‘Rhythmus, vor allem reiner Rhythmus’

Die Pet Shop Boys verpassen dem Film


‘Panzerkreuzer Potemkin’ ein neues Klanggewand




Zu den wichtigsten Tugenden des Revolutionärs zählt die Geduld. Die Fähigkeit, warten zu können, darauf, daß die Kräfte der Beharrung schwächer werden,

so schwach, daß die Revolution ihre Chance hat. Am Montag abend im Stadtpark wartete man auf das Dunkel, gegen das sich die Filmprojektion von Sergej

Eisensteins Revolutionshymne ‘Panzerkreuzer Potemkin’ abhebe und die Herzen mit revolutionärer Energie fülle. Das Freilichtbühnenrund ist nur mäßig

gefüllt, doch wird das später der Energie keinen Abbruch tun.



Genau 100 Jahre nach der historischen Meuterei der Besatzung des zaristischen Panzerkreuzers im Schwarzen Meer, haben Neil Tennant und Mick Lowe, die

Pet Shop Boys, Eisensteins 1925 gedrehtem Film ein neues Klanggewand verpaßt, das sie nun in guter Tradition der Stummfilm-Livebegleitung zusammen mit

den Dresdner Symphonikern auf auserwählten Bühnen spielen.



Sie dürfen das, schließlich habe der Filmavantgardist und Montagepionier selbst gewünscht, daß sein Film alle zehn Jahre mit einer neuen Musik versehen

werde.



Das Zentrum der Freiluftbühne bildet also eine Leinwand. Drumherum ist ein durchscheinender Vorhang gespannt, der die Musiker später ein Stück weiter

in den Hintergrund rückt. Dann wird es Nacht. Auf der Leinwand wogen Wogen, und während die letzten 100 Jahreszahlen mit Zwischenstops in den Jahren

größerer Umstürze über die Wellen laufen, leitet ein gesprochener Einleitungstext die Verbindung her zwischen der historischen Matrosenrebellion und

jüngeren Parallelen.



Pop, das leichtfüßige und überaus intelligente Spiel mit Bildern und Images, mit dem Schillern ihrer Be- und Umdeutungen, mit Identifikation und

Distanzierung, mit dem die Pet Shop Boys zum erfolgreichsten Duo der Popgeschichte wurden, Pop ist hier nicht. Keine Postmoderne, keine Brüche. Keine

Ironie, bitte.
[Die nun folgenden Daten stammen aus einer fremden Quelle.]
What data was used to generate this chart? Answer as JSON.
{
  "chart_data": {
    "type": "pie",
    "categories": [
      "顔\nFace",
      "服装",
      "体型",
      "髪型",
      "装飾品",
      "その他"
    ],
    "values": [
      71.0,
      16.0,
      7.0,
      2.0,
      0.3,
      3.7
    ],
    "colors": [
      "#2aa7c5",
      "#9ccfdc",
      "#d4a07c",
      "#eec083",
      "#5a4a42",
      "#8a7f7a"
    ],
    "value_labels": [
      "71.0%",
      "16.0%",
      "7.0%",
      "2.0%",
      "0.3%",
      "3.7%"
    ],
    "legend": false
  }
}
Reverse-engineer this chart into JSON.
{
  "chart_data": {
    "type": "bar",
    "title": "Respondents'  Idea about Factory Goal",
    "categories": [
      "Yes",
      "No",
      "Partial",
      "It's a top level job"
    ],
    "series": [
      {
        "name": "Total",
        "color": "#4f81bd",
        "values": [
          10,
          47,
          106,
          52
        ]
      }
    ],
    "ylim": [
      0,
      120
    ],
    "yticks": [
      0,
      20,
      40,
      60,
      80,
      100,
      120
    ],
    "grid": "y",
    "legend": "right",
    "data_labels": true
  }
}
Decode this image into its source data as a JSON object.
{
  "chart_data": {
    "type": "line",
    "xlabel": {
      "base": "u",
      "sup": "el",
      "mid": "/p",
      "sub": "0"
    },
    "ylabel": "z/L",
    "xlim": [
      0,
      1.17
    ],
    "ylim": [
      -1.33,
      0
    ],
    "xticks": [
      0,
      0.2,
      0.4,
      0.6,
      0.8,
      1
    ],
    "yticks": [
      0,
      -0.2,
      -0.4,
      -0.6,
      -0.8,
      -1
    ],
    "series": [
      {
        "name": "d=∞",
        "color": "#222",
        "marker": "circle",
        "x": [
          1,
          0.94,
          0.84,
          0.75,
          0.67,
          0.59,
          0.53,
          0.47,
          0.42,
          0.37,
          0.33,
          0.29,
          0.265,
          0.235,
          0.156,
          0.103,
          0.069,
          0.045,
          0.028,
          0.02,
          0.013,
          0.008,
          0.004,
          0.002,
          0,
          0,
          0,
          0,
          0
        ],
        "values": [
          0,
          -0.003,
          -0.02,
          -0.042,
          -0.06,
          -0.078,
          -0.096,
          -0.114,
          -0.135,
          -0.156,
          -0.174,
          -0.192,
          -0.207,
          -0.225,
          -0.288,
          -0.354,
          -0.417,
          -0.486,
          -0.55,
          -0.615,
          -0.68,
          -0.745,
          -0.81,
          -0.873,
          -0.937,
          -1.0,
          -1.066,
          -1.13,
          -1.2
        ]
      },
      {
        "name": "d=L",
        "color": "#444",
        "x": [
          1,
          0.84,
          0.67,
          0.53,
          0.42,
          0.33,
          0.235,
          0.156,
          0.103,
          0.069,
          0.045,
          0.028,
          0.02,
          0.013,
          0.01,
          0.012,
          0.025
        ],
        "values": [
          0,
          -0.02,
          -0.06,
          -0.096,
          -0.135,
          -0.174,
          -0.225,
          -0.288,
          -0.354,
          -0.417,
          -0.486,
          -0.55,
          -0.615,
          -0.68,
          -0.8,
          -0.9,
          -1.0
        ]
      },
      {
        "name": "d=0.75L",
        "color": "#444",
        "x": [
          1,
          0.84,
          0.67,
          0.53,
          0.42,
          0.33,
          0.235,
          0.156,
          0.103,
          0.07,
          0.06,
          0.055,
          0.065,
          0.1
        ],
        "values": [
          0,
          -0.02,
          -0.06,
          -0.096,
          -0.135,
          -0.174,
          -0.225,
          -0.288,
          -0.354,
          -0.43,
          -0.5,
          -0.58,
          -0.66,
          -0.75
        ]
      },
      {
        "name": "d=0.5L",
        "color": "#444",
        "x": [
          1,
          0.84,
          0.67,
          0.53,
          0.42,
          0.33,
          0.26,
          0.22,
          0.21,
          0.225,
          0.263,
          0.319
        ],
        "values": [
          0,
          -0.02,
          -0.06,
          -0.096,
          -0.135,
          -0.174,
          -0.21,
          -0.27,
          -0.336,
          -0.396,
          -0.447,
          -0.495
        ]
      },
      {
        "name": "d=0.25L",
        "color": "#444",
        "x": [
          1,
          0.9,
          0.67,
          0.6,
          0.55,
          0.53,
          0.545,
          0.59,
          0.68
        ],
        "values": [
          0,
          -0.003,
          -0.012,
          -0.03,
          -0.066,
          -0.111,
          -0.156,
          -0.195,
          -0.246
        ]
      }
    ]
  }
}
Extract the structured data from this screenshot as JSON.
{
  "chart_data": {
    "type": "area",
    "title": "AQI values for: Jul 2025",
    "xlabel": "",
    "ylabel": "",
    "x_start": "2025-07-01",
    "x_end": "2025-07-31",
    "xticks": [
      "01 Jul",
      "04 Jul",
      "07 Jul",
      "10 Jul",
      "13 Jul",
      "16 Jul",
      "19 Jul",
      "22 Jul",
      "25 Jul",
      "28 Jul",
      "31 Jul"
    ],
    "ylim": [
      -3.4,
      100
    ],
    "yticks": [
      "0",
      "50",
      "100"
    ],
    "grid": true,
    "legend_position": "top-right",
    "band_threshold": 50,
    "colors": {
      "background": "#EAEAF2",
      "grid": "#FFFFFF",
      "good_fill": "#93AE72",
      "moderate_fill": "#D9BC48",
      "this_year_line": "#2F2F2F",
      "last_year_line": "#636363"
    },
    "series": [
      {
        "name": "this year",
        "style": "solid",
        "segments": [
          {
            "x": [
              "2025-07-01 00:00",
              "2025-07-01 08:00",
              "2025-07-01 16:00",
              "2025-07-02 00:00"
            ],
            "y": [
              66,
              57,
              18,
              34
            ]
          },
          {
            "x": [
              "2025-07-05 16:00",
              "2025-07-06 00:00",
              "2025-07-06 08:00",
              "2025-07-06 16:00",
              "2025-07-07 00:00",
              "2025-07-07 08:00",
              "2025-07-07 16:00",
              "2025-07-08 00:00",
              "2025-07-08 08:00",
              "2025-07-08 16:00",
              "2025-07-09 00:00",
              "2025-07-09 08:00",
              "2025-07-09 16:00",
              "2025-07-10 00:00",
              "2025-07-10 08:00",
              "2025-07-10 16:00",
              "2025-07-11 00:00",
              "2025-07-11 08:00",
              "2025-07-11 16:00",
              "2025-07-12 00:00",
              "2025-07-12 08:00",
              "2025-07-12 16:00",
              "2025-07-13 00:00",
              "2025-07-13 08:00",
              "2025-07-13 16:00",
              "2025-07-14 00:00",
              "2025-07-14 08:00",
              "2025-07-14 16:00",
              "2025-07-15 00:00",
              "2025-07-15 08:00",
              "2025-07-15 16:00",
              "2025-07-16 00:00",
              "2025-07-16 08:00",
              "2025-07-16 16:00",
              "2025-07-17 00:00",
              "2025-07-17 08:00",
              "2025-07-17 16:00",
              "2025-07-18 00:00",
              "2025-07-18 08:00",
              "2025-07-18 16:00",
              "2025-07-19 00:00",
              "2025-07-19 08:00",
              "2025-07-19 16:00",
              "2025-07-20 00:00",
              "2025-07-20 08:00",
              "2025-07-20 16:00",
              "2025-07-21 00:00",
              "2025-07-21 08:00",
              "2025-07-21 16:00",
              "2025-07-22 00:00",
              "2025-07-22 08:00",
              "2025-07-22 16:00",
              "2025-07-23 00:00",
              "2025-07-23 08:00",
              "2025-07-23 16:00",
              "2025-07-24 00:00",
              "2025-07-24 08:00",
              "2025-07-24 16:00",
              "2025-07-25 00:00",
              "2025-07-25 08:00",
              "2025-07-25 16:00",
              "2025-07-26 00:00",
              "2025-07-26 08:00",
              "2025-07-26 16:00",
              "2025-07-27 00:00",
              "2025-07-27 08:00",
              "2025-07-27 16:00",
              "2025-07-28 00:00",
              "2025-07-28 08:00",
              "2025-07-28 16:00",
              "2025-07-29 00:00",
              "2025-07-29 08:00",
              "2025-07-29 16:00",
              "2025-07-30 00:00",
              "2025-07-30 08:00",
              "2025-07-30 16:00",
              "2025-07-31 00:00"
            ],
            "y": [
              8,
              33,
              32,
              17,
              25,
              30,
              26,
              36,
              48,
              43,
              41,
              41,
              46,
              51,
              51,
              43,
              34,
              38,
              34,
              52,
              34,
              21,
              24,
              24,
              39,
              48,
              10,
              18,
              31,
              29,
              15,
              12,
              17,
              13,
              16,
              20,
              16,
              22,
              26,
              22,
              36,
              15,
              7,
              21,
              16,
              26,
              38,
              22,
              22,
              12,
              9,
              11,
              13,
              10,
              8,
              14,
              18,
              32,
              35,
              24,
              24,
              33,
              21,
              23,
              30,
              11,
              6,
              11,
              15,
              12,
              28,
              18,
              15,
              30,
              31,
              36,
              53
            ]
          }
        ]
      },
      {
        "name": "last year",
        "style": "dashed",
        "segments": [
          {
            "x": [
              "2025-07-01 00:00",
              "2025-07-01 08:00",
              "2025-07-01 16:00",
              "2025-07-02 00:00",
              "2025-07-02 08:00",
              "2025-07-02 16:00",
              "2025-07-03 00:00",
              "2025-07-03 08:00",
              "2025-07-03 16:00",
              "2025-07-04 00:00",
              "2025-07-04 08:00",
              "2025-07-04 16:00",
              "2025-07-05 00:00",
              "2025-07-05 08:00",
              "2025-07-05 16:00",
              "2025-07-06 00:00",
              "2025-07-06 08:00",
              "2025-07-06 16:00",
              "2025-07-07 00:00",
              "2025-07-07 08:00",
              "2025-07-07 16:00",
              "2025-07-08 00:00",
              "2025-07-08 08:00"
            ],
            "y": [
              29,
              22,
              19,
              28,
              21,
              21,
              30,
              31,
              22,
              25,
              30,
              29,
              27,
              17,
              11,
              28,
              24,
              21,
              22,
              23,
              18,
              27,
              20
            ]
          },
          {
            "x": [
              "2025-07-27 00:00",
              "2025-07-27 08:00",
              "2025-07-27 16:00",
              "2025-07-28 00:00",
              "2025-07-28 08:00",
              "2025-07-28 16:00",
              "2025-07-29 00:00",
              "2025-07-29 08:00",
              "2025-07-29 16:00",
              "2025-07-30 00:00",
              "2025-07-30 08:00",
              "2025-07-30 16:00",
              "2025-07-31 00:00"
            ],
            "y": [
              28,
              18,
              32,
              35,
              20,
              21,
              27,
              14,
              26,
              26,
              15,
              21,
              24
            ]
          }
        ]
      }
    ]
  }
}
Panzerkreuzer Potemkin: die tyrannischen Offiziere, die ihrer Mannschaft mit der Exekution drohen, als die sich weigert, verrottetes

Fleisch mitsamt den Maden zu essen. Die Solidarisierung der Matrosen und der Bevölkerung von Odessa und das Massaker, das die zaristischen Truppen auf

der durch diesen Film berühmt gewordenen Treppe verüben, schließlich die Konfrontation des abtrünnigen Panzerkreuzers mit der restlichen

Schwarzmeerflotte – alles ist ernst. Und voller Pathos. Das wissen echte Revolutionäre und halten den Atem an. Die Pet Shop Boys unterstreichen das

Pathos des Films mit ihrer Musik. Da weinen die Violinen, das Signalhorn spielt seltsam verminderte Fanfaren, und immer wieder tosen die Synthesizer

los, dröhnen und rumpeln in der Verzerrung, während einige stoische Maschinenbeats Eisensteins Anforderung an die Musik, ‘Rhythmus, Rhythmus und vor

allem reiner Rhythmus’ in reichlich tumbes Gepolter übersetzt. Kein Platz für Eleganz, für Distanz, für Unter-, Nebentöne. Zu ernst. Und zu aktuell.



‘How come we went to war?’ singt Tennant schließlich und klingt wie die Pet Shop Boys schon immer klingen und gerade deshalb irgendwie deplaziert.